If you're in customer service, you're thinking about how to turn a Twitter request into a direct engagement, with a trouble ticket and resolution code. You're thinking about the impact of smart mobile devices on your traditional services channel mix.

If you're in the executive suite, you're thinking about how to deliver a consistent brand experience across all customer devices and channels.

To thrive in an era where customers are empowered to engage with you in any channel and device they want, you have to serve that customer over a steadily and inevitably fragmenting set of devices and channels and media.

Remind you of something? Yep, it's like e-commerce all over again. E-commerce started out with every group -- marketing, HR, communications, customer service -- building a narrowly defined solution. But ultimately, IT got involved to provision the e-commerce platform. The Splinternet is following the same path: fragmented solutions for each business function, device and channel.

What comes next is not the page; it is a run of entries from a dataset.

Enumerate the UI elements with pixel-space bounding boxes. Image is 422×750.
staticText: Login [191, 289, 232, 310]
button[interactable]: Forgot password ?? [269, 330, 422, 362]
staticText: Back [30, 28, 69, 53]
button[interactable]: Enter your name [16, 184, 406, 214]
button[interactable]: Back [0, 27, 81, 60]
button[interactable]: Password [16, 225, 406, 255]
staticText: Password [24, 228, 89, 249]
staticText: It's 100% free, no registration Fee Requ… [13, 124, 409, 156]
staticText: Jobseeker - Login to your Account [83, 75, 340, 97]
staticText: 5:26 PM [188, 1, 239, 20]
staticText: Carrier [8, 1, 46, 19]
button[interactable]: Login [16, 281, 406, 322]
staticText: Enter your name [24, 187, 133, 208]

If you're in IT, you can stand by while every part of the company builds its own channel-specific, device-specific, function-specific solution. Or you can step in to coordinate a whole-company response and create the platform for the Splinternet. Here's what that means for IT:

You have to raise awareness of the impact of the Splinternet. The process of coordinating a whole-company response starts by bringing Web, marketing, IT and business people together to understand the Splinternet problem and opportunity. You should plan an off-site workshop to kick-start the collaboration. At least one multinational company we know of has done that already.

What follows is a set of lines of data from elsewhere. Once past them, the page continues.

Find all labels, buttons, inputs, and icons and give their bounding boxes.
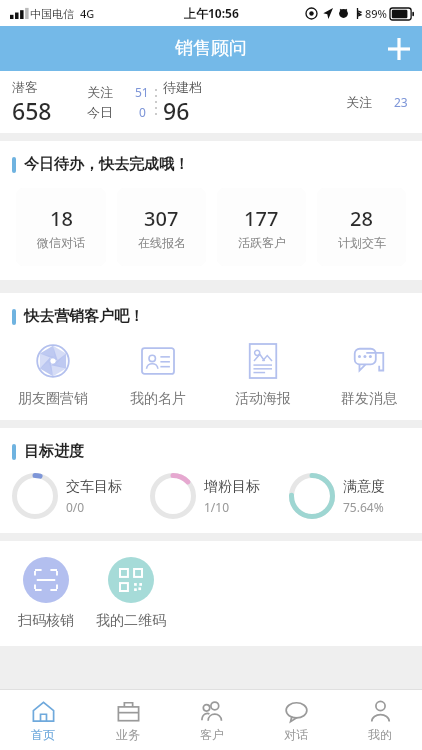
button[interactable]: 潜客 bbox=[12, 79, 52, 126]
staticText: 快去营销客户吧！ bbox=[24, 307, 144, 326]
button[interactable]: 307 bbox=[117, 188, 206, 266]
staticText: 首页 bbox=[31, 727, 55, 742]
button[interactable]: 我的二维码 bbox=[96, 557, 166, 630]
staticText: 关注 bbox=[346, 94, 372, 110]
button[interactable]: 28 bbox=[317, 188, 406, 266]
staticText: 上午10:56 bbox=[184, 5, 239, 21]
staticText: 群发消息 bbox=[341, 390, 397, 408]
staticText: 交车目标 bbox=[66, 478, 122, 496]
staticText: 28 bbox=[350, 205, 373, 232]
button[interactable]: 交车目标 bbox=[6, 473, 144, 519]
staticText: 关注 bbox=[87, 84, 113, 100]
button[interactable]: 关注 bbox=[346, 94, 408, 110]
staticText: 客户 bbox=[200, 727, 224, 742]
staticText: 0 bbox=[139, 104, 146, 120]
staticText: 307 bbox=[144, 205, 179, 232]
button[interactable]: 群发消息 bbox=[316, 342, 422, 408]
button[interactable]: 177 bbox=[217, 188, 306, 266]
staticText: 我的名片 bbox=[130, 390, 186, 408]
staticText: 销售顾问 bbox=[175, 37, 247, 60]
staticText: 我的 bbox=[368, 727, 392, 742]
button[interactable]: 待建档 bbox=[163, 79, 202, 126]
staticText: 1/10 bbox=[204, 499, 230, 515]
staticText: 4G bbox=[80, 6, 95, 21]
staticText: 我的二维码 bbox=[96, 612, 166, 630]
button[interactable]: 满意度 bbox=[283, 473, 422, 519]
staticText: 中国电信 bbox=[30, 7, 74, 21]
staticText: 对话 bbox=[284, 727, 308, 742]
button[interactable]: Add bbox=[376, 26, 422, 71]
staticText: 75.64% bbox=[343, 499, 384, 515]
staticText: 89% bbox=[365, 6, 387, 21]
staticText: 业务 bbox=[116, 727, 140, 742]
staticText: 在线报名 bbox=[138, 235, 186, 250]
button[interactable]: 扫码核销 bbox=[18, 557, 74, 630]
staticText: 微信对话 bbox=[37, 235, 85, 250]
staticText: 朋友圈营销 bbox=[18, 390, 88, 408]
button[interactable]: 活动海报 bbox=[210, 342, 316, 408]
button[interactable]: 我的 bbox=[338, 690, 422, 750]
button[interactable]: 对话 bbox=[254, 690, 338, 750]
staticText: 增粉目标 bbox=[204, 478, 260, 496]
staticText: 潜客 bbox=[12, 79, 38, 95]
staticText: 18 bbox=[50, 205, 73, 232]
staticText: 23 bbox=[394, 94, 408, 110]
staticText: 96 bbox=[163, 95, 190, 126]
staticText: 0/0 bbox=[66, 499, 85, 515]
button[interactable]: 业务 bbox=[85, 690, 170, 750]
staticText: 活跃客户 bbox=[238, 235, 286, 250]
button[interactable]: 关注 bbox=[87, 84, 149, 120]
button[interactable]: 18 bbox=[16, 188, 106, 266]
staticText: 今日待办，快去完成哦！ bbox=[24, 155, 189, 174]
staticText: 扫码核销 bbox=[18, 612, 74, 630]
staticText: 51 bbox=[135, 84, 149, 100]
button[interactable]: 首页 bbox=[0, 690, 85, 750]
staticText: 177 bbox=[244, 205, 279, 232]
staticText: 满意度 bbox=[343, 478, 385, 496]
button[interactable]: 客户 bbox=[170, 690, 254, 750]
staticText: 658 bbox=[12, 95, 52, 126]
staticText: 目标进度 bbox=[24, 442, 84, 461]
button[interactable]: 增粉目标 bbox=[144, 473, 283, 519]
button[interactable]: 朋友圈营销 bbox=[0, 342, 105, 408]
staticText: 计划交车 bbox=[338, 235, 386, 250]
button[interactable]: 我的名片 bbox=[105, 342, 210, 408]
staticText: 待建档 bbox=[163, 79, 202, 95]
staticText: 活动海报 bbox=[235, 390, 291, 408]
staticText: 今日 bbox=[87, 104, 113, 120]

Your customer engagement technology has to work across channels and devices. And that means that search, transaction state, content targeting, analytics and optimization have to be coordinated across multiple delivery channels. For example, an experience initiated online has to also be delivered over a mobile app, and an SMS or Twitter or Facebook service request has to trigger a phone call to a preferred customer.

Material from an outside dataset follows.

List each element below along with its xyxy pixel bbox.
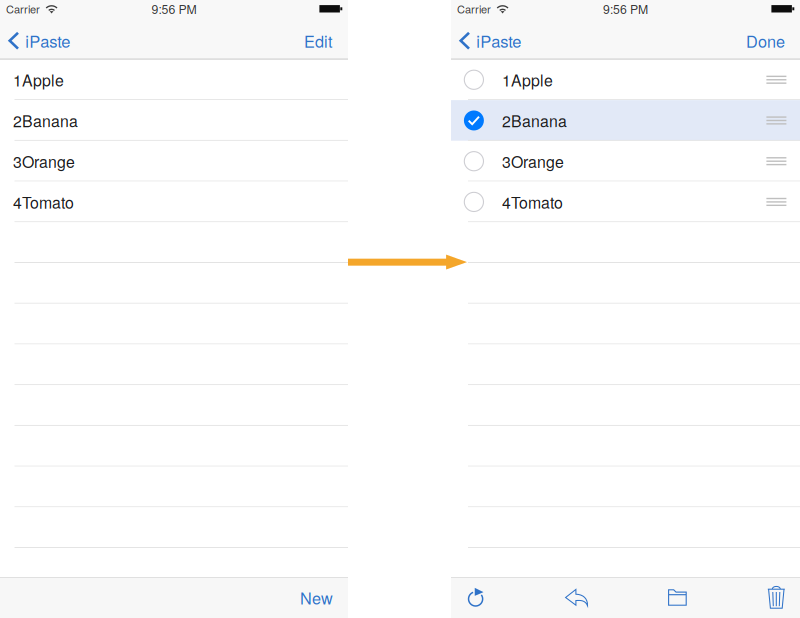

You have to coordinate and organize to support every relevant delivery channel. If your e-commerce team has the Web under control, but your mobile team is still focusing on employee apps, that's a problem. If your social marketing support team is defining a listening platform for marketing but ignoring the customer service implications of social, that's a problem. Identify the organizational barriers and work across business and IT boundaries to overcome them.

Your multichannel strategy must embrace every major form factor and media type. It's no longer a PC, browser and Flash. It's now any device, any browser and a bunch of video formats. Get started by separating the content-delivery API from the document-retrieval API. NPR.org has done with this an XML interface over an SOA infrastructure.

You can watch and wait until marketing and customer service and e-commerce teams grit their teeth in frustration and spend their technology dollars on point solutions from vendors. Or because you are IT and have the broadest view of the technology requirements across all customer devices, channels and touch points, you can call out the Splinternet as a challenge and an opportunity. Then go orchestrate the resources and technology to deliver the best customer experience possible over the Splinternet.

To orchestrate the platform for the Splinternet, do four things right now:

1. Go talk to your interactive marketing team to make sure you are on the same page.

2. Start working on that multichannel delivery architecture.

3. Build a mobile task force that looks simultaneously at the customer and employee opportunity.

4. Consider the cloud as a way to provision for the multidevice, multichannel Splinternet.

Ted Schadler is an analyst at Forrester Research.